Last year, the Department of Justice (DOJ) announced their intention to crack down on straw purchases, a federal crime in which someone purchases a gun for someone else who is prohibited by law from possessing a firearm or does not want their name associated with the transaction. Since then, several reports and videos have surfaced of ATF agents engaging in “knock and talk” tactics during their investigations. During these incidents, agents knocked on the doors of private residences – many where law-abiding gun owners live – and asked them to display a recently purchased firearm as proof that the resident did not conduct a straw purchase.

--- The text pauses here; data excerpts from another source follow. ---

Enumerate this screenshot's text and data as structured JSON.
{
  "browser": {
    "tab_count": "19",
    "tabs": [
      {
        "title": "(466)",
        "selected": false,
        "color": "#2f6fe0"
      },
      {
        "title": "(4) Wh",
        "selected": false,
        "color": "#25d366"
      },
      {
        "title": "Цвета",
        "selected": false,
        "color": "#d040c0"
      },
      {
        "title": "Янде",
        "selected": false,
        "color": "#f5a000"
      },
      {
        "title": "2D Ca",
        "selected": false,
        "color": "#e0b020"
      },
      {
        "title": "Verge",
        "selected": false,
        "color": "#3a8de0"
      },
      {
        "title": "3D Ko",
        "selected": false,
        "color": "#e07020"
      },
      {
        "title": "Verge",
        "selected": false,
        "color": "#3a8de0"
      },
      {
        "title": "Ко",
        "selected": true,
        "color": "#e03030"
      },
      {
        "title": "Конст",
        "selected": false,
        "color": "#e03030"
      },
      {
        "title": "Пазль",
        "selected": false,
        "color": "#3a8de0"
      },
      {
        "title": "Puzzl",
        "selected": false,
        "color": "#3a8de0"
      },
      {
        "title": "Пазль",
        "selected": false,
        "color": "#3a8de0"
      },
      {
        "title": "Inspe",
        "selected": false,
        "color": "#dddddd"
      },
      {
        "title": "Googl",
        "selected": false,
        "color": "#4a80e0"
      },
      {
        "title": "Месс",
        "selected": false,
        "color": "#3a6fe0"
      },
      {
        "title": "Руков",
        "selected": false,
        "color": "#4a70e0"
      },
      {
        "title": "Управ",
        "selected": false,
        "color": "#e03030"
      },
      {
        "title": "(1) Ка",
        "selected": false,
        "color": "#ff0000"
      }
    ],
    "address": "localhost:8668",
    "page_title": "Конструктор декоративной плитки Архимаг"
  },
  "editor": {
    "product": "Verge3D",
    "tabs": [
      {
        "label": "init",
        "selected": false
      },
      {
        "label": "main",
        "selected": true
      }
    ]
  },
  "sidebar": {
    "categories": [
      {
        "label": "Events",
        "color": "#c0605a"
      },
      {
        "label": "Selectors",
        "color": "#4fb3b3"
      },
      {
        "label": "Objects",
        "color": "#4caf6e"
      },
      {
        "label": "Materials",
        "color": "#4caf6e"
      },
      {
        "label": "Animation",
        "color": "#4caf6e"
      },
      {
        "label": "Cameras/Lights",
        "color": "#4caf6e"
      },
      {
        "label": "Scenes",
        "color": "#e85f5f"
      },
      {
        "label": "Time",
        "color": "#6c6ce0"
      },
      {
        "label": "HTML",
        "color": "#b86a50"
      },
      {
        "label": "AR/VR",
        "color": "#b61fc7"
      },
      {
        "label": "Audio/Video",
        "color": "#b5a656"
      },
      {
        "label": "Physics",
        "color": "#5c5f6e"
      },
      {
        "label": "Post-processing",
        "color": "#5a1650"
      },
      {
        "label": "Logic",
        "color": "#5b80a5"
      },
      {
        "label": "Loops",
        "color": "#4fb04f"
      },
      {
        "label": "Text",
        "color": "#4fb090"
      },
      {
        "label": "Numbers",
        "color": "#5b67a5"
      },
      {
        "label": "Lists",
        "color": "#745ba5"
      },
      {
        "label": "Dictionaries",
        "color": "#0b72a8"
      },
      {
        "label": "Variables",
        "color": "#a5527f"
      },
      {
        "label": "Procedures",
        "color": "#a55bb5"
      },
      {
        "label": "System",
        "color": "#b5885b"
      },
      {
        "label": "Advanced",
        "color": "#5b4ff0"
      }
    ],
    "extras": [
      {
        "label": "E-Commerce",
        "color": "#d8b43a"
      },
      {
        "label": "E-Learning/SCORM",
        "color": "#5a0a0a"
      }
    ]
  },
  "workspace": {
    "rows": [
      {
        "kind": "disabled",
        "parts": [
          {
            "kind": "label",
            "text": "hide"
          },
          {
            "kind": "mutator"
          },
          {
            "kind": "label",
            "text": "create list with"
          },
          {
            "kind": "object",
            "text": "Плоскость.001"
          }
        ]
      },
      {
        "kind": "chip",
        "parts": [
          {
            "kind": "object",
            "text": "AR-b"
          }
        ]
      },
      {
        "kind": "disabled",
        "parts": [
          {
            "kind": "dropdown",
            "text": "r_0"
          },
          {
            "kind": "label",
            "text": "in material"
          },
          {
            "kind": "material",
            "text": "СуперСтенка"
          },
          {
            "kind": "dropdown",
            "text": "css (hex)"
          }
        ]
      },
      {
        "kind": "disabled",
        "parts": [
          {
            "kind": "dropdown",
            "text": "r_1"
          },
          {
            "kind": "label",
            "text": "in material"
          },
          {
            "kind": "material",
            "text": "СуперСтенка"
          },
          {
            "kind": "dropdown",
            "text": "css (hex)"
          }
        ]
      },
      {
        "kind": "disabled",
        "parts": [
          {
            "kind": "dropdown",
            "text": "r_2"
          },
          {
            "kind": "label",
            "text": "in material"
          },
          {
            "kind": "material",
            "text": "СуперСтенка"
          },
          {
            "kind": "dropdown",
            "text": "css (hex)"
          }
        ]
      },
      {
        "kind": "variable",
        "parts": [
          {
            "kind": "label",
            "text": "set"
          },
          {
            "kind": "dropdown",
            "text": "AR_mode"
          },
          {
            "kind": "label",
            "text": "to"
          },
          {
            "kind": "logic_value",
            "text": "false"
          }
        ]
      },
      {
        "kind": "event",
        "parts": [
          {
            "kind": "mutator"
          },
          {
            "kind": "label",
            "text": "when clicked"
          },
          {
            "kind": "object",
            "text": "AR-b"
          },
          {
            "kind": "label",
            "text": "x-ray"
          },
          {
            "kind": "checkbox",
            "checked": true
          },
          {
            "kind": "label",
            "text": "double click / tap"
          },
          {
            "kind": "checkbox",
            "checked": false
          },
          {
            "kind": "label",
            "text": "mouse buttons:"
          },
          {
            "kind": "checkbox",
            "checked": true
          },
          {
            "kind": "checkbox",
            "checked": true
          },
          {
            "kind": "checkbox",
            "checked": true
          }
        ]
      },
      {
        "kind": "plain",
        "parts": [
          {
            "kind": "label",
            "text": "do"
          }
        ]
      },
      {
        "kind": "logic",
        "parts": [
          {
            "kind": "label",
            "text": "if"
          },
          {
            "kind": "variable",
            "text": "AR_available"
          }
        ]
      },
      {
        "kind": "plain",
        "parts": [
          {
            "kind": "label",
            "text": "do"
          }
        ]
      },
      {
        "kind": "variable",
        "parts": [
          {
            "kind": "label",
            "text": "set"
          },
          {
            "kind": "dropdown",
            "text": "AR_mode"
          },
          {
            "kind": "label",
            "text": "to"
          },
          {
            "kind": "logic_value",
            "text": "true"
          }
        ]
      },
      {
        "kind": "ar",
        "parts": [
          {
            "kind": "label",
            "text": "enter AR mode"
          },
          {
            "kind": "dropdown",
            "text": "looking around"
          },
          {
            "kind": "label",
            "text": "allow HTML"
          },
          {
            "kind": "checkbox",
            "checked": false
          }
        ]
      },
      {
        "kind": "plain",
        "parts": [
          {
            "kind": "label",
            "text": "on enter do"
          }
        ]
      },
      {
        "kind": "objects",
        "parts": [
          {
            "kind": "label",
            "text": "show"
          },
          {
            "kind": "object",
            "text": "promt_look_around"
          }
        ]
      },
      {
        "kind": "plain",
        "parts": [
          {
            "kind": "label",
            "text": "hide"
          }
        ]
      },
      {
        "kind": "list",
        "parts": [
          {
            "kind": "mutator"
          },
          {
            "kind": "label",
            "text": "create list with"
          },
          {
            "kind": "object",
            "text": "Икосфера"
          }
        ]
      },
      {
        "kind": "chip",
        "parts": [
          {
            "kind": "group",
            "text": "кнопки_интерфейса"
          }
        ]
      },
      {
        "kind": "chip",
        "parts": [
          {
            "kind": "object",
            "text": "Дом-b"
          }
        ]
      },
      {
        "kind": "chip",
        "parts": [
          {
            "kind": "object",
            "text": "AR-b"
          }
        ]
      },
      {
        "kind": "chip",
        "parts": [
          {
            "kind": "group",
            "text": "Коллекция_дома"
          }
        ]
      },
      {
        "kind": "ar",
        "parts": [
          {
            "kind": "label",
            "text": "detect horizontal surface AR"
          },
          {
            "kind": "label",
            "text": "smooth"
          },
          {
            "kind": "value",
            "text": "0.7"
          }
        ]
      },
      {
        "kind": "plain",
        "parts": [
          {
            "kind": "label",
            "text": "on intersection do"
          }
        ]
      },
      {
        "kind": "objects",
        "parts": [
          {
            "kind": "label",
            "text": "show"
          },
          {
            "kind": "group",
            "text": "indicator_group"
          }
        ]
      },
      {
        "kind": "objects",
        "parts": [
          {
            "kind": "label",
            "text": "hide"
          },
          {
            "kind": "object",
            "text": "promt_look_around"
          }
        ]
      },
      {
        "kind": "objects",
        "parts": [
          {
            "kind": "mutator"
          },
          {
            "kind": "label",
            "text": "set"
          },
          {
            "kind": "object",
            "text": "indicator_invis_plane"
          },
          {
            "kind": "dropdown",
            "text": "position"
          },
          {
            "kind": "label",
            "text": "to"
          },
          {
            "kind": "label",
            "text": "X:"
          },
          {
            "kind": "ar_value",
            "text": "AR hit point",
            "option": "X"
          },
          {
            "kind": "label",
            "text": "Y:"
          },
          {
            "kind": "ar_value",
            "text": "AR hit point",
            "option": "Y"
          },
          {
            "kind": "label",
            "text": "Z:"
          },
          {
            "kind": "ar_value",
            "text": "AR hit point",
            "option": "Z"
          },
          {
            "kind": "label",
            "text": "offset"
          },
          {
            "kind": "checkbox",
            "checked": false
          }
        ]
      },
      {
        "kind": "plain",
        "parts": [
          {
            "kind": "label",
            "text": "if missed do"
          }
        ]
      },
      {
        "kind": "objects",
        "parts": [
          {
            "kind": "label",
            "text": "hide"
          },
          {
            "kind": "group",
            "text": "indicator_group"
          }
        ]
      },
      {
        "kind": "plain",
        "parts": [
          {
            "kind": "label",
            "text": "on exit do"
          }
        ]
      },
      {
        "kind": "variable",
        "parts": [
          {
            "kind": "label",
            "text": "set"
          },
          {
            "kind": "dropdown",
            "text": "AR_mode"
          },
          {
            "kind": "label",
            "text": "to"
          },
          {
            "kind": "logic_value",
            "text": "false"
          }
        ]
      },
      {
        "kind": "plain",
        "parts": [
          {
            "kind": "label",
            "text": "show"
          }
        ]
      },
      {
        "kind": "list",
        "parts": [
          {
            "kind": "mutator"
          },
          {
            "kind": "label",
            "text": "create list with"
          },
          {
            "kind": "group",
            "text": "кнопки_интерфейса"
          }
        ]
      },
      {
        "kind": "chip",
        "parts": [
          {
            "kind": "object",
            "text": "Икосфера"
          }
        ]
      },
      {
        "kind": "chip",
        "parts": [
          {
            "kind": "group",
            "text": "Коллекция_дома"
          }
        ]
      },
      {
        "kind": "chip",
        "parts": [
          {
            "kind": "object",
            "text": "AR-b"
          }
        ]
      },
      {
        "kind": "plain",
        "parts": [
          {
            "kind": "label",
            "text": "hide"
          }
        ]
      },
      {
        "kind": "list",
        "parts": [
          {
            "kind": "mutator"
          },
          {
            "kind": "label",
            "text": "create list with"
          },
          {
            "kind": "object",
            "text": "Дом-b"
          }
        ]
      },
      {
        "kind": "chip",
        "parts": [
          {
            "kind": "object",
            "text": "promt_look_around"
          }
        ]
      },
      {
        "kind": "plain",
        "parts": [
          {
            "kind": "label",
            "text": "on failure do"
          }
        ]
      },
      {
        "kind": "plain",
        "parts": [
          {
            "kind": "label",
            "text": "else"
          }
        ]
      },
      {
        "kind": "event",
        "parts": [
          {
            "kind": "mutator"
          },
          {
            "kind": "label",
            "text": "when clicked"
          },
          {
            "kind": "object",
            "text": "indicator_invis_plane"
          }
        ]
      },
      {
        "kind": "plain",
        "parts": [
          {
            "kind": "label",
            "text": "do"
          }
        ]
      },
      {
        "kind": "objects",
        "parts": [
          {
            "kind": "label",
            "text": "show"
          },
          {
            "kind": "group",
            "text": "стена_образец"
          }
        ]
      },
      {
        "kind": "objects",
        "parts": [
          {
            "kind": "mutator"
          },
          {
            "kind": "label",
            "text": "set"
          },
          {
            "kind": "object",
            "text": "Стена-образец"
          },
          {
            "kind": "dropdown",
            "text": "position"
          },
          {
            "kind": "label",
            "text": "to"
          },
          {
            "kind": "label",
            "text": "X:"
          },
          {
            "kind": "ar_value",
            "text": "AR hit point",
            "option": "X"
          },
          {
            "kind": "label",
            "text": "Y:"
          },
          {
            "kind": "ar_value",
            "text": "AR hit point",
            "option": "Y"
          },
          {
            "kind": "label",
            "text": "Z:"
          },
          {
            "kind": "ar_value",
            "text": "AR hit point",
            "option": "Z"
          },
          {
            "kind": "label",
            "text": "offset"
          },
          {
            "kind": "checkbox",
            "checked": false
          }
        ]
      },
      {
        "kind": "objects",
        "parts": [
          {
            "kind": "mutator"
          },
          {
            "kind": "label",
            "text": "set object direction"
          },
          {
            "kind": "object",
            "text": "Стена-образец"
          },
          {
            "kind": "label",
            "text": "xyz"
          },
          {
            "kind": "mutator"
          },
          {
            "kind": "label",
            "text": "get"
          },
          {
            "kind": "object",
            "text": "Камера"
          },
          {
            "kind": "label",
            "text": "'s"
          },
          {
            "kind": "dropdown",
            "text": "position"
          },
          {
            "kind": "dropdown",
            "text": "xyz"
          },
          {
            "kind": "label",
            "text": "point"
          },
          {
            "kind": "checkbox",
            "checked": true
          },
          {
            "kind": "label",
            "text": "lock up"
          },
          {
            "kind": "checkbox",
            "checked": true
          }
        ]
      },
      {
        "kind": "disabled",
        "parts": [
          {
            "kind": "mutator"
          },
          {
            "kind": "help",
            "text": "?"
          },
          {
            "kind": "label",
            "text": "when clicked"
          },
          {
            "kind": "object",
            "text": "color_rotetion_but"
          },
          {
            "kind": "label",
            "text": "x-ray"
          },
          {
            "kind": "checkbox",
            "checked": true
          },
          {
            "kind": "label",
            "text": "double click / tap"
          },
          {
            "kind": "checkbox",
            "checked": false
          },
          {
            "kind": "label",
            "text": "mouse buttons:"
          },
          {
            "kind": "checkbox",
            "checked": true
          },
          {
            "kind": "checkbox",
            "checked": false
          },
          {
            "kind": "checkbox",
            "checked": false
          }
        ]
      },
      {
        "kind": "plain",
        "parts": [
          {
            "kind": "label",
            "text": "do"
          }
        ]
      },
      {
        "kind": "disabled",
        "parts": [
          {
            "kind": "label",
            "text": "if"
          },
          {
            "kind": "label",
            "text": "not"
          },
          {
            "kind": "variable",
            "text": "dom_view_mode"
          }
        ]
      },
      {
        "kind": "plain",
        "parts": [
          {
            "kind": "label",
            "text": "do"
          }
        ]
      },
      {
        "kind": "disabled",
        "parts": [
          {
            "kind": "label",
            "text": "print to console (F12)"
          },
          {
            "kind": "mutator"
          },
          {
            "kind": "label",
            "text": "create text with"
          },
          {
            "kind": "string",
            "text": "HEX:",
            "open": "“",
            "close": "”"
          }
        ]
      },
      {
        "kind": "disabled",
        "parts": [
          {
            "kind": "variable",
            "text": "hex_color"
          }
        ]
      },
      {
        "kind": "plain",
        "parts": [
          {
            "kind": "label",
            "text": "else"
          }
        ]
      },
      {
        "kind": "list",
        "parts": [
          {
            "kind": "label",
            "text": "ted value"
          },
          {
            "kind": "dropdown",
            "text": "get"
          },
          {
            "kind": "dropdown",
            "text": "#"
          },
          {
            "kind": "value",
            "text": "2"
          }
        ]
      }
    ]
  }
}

“In all of the ‘knock and talk’ incidents brought to my attention, none involved the presentation of a warrant,” writes Senator Ernst in the letter. “Simultaneously, multiple ATF agents, dressed in official ATF gear—including bullet proof vests—did not inform the resident purchaser of the optional nature of his or her participation in brandishing the requested firearm.  The combination of these factors calls into question whether the ATF’s actions are meant to harass or coerce firearm purchasers into, at best, legally questionable ‘investigations.’”

In the letter, Ernst requested details on the criteria used by ATF to establish probable cause prior to “knock and talks,” whether or not ATF obtains warrants for these visits, the number of visits conducted without a warrant, and, if no warrant is acquired, what the legal basis is to ensure a purchaser’s Fourth Amendment rights are protected during the visit, among other information.